I was eating at Los Arcos, a Mexican restaurant in Medford, Oregon. People who like really good Mexican food drive miles to eat there, and one of them told me about the place.
Located on the edge of town in an industrial zone, Los Arcos has something rare in this region--handmade tortillas. Women come in to pat them out on weekends. But any day the restaurant offers delicious tacos, chiles rellenos (made with fresh poblanos). barbacoa, carnitas and many other dishes, all produced from scratch.
The Thursday I was there, the specials were menudo, caldo de pollo (chicken soup) and chicken burritos. I opted for tacos (with a relleno on the side), because my informant had said they were so good. And the sign on the wall outside indicates that Los Arcos is an "autentica taqueria Mexicana" (authentic Mexican taco shop).
The tacos were small, presented open faced with the meats and a good fresh green salsa on top. Carne adobada (marinated pork) was more delicate than the robust, spicy meat that I am accustomed to. Carne asada was fine, but the birria stood out. The flavors of tomato, chiles and seasonings blended in perfect balance without any sharp intrusion of chile heat or strong spice.
The cook, Leonarda Gonzalez, is from Zacatecas, a state that borders Jalisco. Her husband Martin, who owns the four-year-old restaurant, is from a town near Tepic, Nayarit, which also borders Jalisco.
Leonarda was not in that noon, but their son Martin, who was in charge, picked up his phone and called for the recipe. And she obliged, although it was probably a challenge because she cooks without measuring.
Here is my interpretation of Leonarda's birria. It may not be quite the same, given the way I had to guess at quantities and procedures, but it is delicious in its own right.
Adapted from Los Arcos Mexican restaurant
4 dried California chiles
1 pound roma tomatoes
2 cloves garlic
1 ½ pounds beef stew meat, trimmed of fat
2 tablespoons vinegar
2 bay leaves
1 teaspoon dried marjoram
1 inch stick cinnamon
6 black peppercorns
2 beef bouillon cubes
1 teaspoon salt or to taste
Lightly coat a heavy griddle with oil and heat over medium high heat.
Place the chiles on the griddle and roast for a minute or two, until fragrant but not browned. Place the chiles in a saucepan and cover with water. Bring to a boil. Remove from heat and let stand until soft, about 20 minutes.
Meanwhile, roast the tomatoes, onion and peeled garlic cloves on the griddle until spotted with brown. Remove from the griddle. Pull off any loose skin from the tomatoes.
Drain the softened chiles, reserving 1 cup soaking liquid. Remove the stems. Open the chiles and rinse to remove the seeds.
Combine the chiles, tomatoes, onion and garlic in a blender container and blend until smooth.
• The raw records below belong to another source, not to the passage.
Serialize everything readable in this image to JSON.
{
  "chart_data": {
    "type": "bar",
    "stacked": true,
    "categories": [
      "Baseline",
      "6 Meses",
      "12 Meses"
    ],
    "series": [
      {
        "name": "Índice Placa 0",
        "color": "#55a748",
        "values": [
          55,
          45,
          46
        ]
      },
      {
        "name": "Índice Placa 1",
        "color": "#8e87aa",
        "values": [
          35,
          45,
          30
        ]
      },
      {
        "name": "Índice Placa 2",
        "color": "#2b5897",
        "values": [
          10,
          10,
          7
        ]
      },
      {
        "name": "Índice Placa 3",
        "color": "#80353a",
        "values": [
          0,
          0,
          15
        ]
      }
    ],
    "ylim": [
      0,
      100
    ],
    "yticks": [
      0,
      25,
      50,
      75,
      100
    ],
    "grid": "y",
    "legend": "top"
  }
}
Pour into a sieve set over a bowl. Rinse out the blender with ¼ cup reserved soaking liquid and add to the sieve. Puree the mixture through the sieve, discarding the solids that remain.
Place the beef in a large saucepan. Cover with water and bring to a boil. Boil 1 minute. Pour into a colander and rinse well. Return the meat to the cleaned pan.
Pour the chile puree into the saucepan. Rinse out the bowl with the remaining chile soaking liquid and add to the beef along with 1 cup water.
Add the vinegar, bay leaves, marjoram, cinnamon stick, peppercorns, beef bouillon cubes and salt.
Bring to a boil, reduce heat, and cook at a gentle simmer, loosely covered, 3 hours. If the heat is low enough, it should not be necessary to add more water.
Take out the meat, place on a cutting board and shred, using two forks or a fork and a sharp knife. Return to the pan and simmer for 30 minutes, mixing with the sauce.
Eat as a main dish with rice, or use as taco filling. For tacos, place the meat on top of hot, soft corn tortillas and top with chopped onion and cilantro, then fold and eat. The beef is not spicy, so accompany the tacos with hot salsa to add as desired.
Makes slightly more than 3 cups, enough for 12 tacos or 4 servings.